Is it a good idea for an API to return only ids from objects?

Question 1

I have this URL:

 /api/pallets/list

Which returns a JSON array that looks like this:

 [{
 palletId: 333,
 code: 'J050000081',
 grower: {
 growerId: 35,
 name: 'Grower Of Blueberries Inc'
 },
 species: {
 speciesId: 1,
 name: 'Blueberries'
 },
 caliber: {
 caliberId: 5,
 name: '10-12'
 },
 }, ...]

Names are often large and if the list contains 5000 pallets that is a lot of bytes in names.

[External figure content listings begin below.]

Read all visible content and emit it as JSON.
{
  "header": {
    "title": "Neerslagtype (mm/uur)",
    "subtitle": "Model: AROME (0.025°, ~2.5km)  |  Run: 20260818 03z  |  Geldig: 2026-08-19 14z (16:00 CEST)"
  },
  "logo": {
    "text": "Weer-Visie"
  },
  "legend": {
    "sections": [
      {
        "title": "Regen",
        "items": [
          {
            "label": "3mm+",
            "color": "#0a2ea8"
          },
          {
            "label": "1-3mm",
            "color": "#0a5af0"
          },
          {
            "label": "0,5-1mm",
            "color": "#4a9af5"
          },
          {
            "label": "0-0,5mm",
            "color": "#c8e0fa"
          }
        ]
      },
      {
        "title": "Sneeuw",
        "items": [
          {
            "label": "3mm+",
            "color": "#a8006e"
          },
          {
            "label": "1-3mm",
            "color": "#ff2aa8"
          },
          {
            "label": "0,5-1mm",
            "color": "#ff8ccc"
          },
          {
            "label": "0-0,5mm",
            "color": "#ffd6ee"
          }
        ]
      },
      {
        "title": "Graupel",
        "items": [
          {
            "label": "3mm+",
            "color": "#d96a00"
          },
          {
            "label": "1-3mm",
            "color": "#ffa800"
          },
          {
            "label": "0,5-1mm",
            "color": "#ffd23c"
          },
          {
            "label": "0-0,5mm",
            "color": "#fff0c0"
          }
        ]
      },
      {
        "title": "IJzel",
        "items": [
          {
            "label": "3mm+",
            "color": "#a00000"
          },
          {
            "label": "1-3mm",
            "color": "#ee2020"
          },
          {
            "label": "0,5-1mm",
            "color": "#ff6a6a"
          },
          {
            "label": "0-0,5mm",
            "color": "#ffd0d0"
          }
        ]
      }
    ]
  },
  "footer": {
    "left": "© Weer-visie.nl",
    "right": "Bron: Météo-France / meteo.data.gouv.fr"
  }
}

When the client app calls api/pallets/list it has previously already downloaded the list of growers, species and calibers, by calling api/growers/list, api/species/list, and api/calibers/list

Because of that, I'm wondering if it is a good idea that the server returns only the ids of things, ie:

 [{
 palletId: 333,
 code: 'J050000081',
 grower: {
 growerId: 35,
 },
 species: {
 speciesId: 1,
 },
 caliber: {
 caliberId: 5,
 },
 }, ...]

And then the client app will have the responsibility of completing the JSON, by doing something like this:

 // Pseudocode
 // Just after fetching from api/pallets/list
 foreach pallet in clientApp.pallets {
 pallet.grower = clientApp.growers[pallet.growerId]
 pallet.species = clientApp.species[pallet.speciesId]
 pallet.caliber = clientApp.calibers[pallet.caliberId]
 }
 // growers is a dictionary with all the growers already downloaded from the server
 // species is a dictionary with all the species already downloaded from the server
 // calibers idem

I want to know if this is a good or bad idea for improving performance. Is there a name for this practice?

The code would be much more cleaner without a change like this but this 5000 pallets jarray is too heavy. In the example I'm only putting 3 fields (grower, species, caliber) but in reality there are like 10. All of them have id + name + other subfields...

Question 2

Looks like you need pagination here. Whether the pallets just return IDs or the whole representantion, 5k rows are still too much rows (IMO).

Question 3

As an aside, instead of using plain IDs, it fits the REST ideas better to communicate URIs. Then the client doesn't need to have knowledge that api/growers/list and api/growers/35 are related and can be derived from each other, or that api/growers/ needs to be added in front of a growers-ID to access that resource..

Question 4

If client side doesn't need to know all the info of the nested objects inmediately, that's a good approach too.

Question 5

I want to know if this is a good or bad idea for improving performance. Is there a name for this practice?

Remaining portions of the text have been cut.